WWW2026
Dual History Enhancement with Hybrid Hypergraph-Graph Networks for Temporal Knowledge Graph Reasoning
Kailun Ye, Xiangjie Kong, Yuchao Zhang, Xuan Wang, Linan Zhu, Jiaxin Du, Guojiang Shen, Jianxin Li
Abstract
Temporal Knowledge Graph (TKG) reasoning seeks to predict future events by analyzing historical data, where the effective leverage of both local and global historical facts proves crucial. Existing approaches employ graph neural networks (GNNs) and recurrent neural networks (RNNs) for local evolution patterns, complemented by statistical methods to enhance attention to global facts, demonstrating efficient predictive capabilities. However, traditional GNNs, constrained by their low-order neighborhood aggregation design, inherently fail to model potential high-order dependencies among facts. Furthermore, existing global history modeling approaches may introduce irrelevant historical information that interferes with prediction tasks.

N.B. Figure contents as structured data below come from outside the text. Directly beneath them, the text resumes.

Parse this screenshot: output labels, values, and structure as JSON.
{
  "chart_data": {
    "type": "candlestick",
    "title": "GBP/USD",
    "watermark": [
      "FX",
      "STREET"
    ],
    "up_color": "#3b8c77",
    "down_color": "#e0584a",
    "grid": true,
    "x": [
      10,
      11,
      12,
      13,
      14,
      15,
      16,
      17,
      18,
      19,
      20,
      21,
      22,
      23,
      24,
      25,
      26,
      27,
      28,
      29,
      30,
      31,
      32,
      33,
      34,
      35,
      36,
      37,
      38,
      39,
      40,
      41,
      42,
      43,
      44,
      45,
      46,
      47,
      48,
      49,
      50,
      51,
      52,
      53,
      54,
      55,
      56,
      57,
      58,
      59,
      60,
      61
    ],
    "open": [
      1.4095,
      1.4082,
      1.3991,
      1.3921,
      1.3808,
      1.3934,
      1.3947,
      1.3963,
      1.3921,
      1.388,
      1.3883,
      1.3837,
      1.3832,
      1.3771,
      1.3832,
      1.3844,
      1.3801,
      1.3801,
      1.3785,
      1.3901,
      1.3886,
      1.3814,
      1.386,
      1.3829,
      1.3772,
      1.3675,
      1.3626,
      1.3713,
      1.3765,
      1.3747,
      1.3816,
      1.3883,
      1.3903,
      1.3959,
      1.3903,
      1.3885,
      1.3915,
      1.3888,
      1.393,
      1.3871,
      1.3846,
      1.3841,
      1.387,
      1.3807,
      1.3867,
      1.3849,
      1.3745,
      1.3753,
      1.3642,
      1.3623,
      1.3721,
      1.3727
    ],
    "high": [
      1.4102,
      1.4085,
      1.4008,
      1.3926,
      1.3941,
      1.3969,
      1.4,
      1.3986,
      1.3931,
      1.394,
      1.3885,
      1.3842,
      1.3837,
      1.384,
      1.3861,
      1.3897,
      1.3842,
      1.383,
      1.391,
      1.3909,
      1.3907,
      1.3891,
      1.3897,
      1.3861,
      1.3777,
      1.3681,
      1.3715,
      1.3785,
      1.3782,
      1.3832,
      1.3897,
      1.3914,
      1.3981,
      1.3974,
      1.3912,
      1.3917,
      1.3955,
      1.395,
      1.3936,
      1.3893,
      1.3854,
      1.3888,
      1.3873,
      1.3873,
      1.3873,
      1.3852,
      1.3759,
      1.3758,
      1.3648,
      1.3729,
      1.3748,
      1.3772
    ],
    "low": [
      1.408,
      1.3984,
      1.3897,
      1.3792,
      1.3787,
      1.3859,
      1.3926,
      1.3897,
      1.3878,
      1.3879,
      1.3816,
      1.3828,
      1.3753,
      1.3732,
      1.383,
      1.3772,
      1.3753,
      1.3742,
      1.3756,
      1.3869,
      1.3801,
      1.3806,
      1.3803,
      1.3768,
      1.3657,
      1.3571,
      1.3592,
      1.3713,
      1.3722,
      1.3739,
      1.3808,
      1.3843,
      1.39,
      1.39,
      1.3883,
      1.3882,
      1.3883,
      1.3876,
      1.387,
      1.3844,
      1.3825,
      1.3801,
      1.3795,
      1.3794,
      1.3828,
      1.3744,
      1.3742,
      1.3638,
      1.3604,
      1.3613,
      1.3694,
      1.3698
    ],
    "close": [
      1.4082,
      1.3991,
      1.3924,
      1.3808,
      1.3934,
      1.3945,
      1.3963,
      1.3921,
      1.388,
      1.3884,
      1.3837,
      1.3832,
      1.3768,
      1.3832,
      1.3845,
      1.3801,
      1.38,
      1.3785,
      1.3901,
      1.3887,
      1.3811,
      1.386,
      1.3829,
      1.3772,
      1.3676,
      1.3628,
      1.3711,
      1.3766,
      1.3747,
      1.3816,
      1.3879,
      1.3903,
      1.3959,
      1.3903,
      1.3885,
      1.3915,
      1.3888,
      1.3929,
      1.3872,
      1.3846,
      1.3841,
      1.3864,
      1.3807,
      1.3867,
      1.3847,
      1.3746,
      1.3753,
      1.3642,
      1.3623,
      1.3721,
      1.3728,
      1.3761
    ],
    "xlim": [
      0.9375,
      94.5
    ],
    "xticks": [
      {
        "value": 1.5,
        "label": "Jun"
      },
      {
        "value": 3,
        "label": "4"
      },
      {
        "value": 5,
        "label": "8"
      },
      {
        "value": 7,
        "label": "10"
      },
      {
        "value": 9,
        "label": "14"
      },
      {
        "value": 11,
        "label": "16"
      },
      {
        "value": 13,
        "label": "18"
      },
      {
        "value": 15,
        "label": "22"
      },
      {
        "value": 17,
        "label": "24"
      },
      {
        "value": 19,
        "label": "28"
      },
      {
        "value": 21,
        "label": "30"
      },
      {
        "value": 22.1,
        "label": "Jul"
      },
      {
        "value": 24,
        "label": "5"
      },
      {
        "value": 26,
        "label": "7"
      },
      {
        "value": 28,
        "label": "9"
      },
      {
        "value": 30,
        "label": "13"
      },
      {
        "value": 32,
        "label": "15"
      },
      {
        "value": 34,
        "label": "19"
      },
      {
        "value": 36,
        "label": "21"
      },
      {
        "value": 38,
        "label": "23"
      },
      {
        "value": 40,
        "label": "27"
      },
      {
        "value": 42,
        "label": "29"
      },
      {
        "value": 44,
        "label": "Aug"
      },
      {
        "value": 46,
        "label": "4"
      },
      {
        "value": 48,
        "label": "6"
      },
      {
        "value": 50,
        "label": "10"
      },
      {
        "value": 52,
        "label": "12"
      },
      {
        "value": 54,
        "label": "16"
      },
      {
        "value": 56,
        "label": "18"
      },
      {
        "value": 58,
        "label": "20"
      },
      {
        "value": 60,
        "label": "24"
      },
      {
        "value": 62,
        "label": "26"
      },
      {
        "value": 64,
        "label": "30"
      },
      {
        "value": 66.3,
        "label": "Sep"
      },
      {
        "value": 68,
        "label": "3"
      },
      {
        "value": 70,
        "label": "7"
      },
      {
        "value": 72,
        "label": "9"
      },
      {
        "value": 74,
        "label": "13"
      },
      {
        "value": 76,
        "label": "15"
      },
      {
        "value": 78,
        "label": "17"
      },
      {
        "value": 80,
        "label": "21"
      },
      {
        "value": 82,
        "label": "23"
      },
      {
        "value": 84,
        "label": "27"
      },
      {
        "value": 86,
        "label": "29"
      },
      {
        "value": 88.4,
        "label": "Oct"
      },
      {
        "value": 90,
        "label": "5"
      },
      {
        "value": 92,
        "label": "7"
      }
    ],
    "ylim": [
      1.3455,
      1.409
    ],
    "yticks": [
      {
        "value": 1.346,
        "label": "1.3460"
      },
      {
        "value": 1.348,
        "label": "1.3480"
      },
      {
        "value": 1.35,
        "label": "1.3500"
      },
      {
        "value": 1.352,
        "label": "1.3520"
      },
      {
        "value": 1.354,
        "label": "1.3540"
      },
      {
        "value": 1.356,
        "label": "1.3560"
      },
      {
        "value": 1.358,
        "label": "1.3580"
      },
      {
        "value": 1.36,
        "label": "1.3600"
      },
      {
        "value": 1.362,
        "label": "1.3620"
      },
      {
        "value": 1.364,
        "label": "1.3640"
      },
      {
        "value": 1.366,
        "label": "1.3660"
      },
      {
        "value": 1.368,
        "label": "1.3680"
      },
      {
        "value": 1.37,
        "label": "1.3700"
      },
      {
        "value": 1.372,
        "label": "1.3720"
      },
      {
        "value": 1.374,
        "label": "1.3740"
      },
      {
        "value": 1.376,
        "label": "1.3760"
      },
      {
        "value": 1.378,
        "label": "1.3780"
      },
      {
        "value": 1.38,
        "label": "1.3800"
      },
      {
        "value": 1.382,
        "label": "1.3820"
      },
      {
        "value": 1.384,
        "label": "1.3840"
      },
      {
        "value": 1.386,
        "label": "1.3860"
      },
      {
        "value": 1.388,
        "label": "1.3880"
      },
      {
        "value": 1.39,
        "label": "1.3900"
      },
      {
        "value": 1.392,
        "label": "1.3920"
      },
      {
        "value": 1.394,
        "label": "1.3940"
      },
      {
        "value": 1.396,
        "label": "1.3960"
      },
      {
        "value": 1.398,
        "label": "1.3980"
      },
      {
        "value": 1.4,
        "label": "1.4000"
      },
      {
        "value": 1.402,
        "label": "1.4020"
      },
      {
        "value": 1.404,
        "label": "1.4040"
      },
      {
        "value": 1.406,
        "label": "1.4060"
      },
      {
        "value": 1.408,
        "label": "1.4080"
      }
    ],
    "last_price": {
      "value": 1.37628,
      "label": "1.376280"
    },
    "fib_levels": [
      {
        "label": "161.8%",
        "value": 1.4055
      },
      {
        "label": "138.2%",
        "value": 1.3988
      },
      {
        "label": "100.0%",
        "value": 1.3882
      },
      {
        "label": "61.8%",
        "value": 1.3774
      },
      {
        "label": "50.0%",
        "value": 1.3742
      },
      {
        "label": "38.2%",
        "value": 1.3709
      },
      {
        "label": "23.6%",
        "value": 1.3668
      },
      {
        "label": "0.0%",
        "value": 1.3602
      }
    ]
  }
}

To address these limitations, we propose a Dual History-aware HyperGraph Network for TKG reasoning, namely DHHGN. Specifically, for local history modeling, we design a hybrid hypergraph-graph joint recurrent convolution module that simultaneously captures low-order neighborhood information and high-order interaction patterns among entities, employing a gating mechanism to adaptively blend their contributions. For global history modeling, we propose a dual history enhancement module that amplifies attention on pivotal historical facts while ensuring holistic integration of all historical contexts. Extensive experiments on four public benchmarks validate that DualHist-HGN consistently outperforms existing state-of-the-art methods across TKG reasoning tasks.